S&P Global Ratings on Wednesday said an improvement in the macroeconomic conditions is likely to alleviate the stress on India’s banking sector.
It said the Indian government’s strong efforts to shield banks from the Covid-19 pandemic have largely been successful, but a hit from the pandemic is inevitable.
“While the Indian economy is on a mend, the permanent GDP loss stemming from the brunt of the coronavirus is huge at 10 per cent. We estimate the banking system's weak loans are at 12 per cent of gross loans,” S&P said in a statement.
An improvement in India’s macroeconomic conditions is likely to alleviate stress for the country’s banking sector, said S&P.
India’s economic risk trend is stable and credit risk remains very high for Indian banks. “These banks hold elevated levels of stressed corporate assets and, despite new foreclosure laws, progress on their resolution has been slow.

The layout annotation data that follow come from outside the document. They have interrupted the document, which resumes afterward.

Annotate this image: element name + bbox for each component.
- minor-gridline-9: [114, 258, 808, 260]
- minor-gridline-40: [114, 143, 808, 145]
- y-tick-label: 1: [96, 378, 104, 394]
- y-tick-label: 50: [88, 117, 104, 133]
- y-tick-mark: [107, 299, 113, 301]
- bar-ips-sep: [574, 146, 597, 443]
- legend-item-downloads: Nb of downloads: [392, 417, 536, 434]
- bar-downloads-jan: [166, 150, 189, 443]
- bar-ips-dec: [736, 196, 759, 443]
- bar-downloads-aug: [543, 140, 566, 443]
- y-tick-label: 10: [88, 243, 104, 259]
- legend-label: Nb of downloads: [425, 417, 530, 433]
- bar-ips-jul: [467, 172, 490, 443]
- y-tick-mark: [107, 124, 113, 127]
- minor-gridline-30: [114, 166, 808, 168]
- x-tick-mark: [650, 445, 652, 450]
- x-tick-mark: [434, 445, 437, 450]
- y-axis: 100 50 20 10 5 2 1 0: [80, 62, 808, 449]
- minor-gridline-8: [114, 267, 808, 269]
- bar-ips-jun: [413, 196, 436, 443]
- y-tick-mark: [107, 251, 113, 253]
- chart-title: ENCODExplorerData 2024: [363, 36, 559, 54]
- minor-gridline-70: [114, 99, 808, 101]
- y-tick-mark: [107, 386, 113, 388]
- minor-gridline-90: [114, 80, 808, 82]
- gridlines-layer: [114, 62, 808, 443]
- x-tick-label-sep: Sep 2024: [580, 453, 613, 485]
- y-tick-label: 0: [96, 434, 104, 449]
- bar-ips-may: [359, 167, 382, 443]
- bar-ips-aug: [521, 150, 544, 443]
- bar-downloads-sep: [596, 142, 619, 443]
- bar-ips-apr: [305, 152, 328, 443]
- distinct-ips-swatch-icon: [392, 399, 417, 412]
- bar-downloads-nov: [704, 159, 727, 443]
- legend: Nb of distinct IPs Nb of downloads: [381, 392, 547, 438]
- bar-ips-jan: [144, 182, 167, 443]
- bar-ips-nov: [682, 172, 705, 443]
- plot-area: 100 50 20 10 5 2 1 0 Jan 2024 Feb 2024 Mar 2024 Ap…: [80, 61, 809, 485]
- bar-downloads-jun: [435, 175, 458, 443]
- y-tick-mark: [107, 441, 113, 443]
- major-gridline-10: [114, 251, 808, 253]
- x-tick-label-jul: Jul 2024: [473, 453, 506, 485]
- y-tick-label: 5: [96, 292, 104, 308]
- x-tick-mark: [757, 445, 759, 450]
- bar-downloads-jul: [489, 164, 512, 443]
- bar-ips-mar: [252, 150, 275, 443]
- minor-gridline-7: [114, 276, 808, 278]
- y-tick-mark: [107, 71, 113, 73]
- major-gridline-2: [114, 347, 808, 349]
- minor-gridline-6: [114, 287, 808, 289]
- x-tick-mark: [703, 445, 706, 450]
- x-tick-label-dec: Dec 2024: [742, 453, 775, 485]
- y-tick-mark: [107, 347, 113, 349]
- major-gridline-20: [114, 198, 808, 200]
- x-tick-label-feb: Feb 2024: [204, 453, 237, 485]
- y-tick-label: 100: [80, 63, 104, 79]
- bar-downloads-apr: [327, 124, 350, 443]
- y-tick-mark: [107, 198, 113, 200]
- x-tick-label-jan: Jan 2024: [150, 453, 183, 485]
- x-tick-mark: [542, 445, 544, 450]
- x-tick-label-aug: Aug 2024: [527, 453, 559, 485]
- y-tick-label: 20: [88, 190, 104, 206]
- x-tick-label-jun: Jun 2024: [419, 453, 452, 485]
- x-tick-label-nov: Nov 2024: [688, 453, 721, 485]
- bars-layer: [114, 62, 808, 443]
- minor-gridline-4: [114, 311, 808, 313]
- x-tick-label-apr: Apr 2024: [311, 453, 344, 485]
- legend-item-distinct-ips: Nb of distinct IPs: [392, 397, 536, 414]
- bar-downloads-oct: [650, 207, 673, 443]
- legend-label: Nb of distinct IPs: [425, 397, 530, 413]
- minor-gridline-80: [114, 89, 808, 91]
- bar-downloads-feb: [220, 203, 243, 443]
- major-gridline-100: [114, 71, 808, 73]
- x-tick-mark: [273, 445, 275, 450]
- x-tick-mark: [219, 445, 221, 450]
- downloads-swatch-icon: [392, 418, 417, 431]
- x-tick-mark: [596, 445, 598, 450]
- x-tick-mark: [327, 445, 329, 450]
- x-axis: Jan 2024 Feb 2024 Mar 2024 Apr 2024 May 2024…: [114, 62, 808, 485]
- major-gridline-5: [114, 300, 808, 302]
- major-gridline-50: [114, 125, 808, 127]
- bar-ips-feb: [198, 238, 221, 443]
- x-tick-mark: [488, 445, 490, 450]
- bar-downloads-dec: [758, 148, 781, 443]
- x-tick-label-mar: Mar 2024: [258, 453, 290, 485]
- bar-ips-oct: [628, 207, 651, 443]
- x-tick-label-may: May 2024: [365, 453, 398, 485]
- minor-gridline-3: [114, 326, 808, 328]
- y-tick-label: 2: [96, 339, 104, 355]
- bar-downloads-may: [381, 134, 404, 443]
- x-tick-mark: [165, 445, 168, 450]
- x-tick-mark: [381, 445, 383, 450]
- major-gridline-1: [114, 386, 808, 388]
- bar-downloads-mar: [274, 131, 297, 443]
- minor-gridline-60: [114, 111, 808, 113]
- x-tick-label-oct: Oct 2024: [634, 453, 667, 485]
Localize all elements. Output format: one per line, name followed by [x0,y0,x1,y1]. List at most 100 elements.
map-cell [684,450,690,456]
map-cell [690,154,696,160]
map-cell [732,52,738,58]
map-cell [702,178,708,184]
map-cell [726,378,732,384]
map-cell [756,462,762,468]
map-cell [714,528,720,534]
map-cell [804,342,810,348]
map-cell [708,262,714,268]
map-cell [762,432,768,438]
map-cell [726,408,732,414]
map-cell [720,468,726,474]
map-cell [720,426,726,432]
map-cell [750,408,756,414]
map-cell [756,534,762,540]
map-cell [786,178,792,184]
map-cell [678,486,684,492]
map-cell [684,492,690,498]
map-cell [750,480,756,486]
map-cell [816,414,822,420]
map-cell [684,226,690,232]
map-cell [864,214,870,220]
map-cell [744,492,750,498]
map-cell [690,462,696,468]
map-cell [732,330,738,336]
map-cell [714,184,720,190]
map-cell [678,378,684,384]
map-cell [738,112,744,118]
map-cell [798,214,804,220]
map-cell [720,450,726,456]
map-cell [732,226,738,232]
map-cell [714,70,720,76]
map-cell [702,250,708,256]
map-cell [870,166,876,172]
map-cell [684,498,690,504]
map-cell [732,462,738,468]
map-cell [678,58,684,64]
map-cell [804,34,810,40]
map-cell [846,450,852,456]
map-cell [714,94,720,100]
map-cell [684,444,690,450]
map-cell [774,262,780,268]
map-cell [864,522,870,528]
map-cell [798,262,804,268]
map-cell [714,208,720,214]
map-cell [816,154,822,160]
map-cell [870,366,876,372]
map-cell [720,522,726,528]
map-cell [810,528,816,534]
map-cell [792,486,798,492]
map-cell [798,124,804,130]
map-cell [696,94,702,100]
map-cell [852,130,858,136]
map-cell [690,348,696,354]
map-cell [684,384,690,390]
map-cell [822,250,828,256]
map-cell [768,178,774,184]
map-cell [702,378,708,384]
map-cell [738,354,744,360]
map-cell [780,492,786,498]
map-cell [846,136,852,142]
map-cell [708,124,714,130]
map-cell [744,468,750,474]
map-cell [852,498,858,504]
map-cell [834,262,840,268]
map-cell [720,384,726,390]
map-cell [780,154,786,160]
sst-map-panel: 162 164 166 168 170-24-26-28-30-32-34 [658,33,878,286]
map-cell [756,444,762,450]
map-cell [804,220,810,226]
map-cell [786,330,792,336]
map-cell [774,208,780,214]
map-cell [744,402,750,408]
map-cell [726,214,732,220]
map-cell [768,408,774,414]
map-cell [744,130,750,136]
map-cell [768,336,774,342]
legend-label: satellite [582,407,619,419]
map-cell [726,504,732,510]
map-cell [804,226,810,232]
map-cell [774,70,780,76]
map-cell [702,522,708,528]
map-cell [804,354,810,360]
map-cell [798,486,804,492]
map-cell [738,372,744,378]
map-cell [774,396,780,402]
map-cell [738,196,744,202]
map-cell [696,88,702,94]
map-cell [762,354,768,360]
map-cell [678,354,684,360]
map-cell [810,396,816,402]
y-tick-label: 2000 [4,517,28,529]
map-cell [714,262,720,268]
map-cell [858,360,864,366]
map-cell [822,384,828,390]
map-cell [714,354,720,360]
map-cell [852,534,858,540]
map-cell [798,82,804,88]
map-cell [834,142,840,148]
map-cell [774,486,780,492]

The pandemic-induced downcycle has delayed the improvement in asset quality for Indian banks.
Small and midsize enterprises (SME) have been hit hardest, followed by retail loans, especially unsecured loans,” S&P added.
Steps by the government and the Reserve Bank of India, including an emergency credit guarantee scheme for SMEs, are likely to lessen the stress.
The Union budget announcement for fiscal 2022 also includes plans to establish an asset reconstruction company and the strengthening of the National Company Law Tribunal framework.
“These measures could benefit banks by ensuring that management resources are not spent on recoveries of weak assets. That said, India’s challenge has always been on the execution front,” it added.
S&P expects earnings of Indian banks to gradually recover from the weak base of past few years.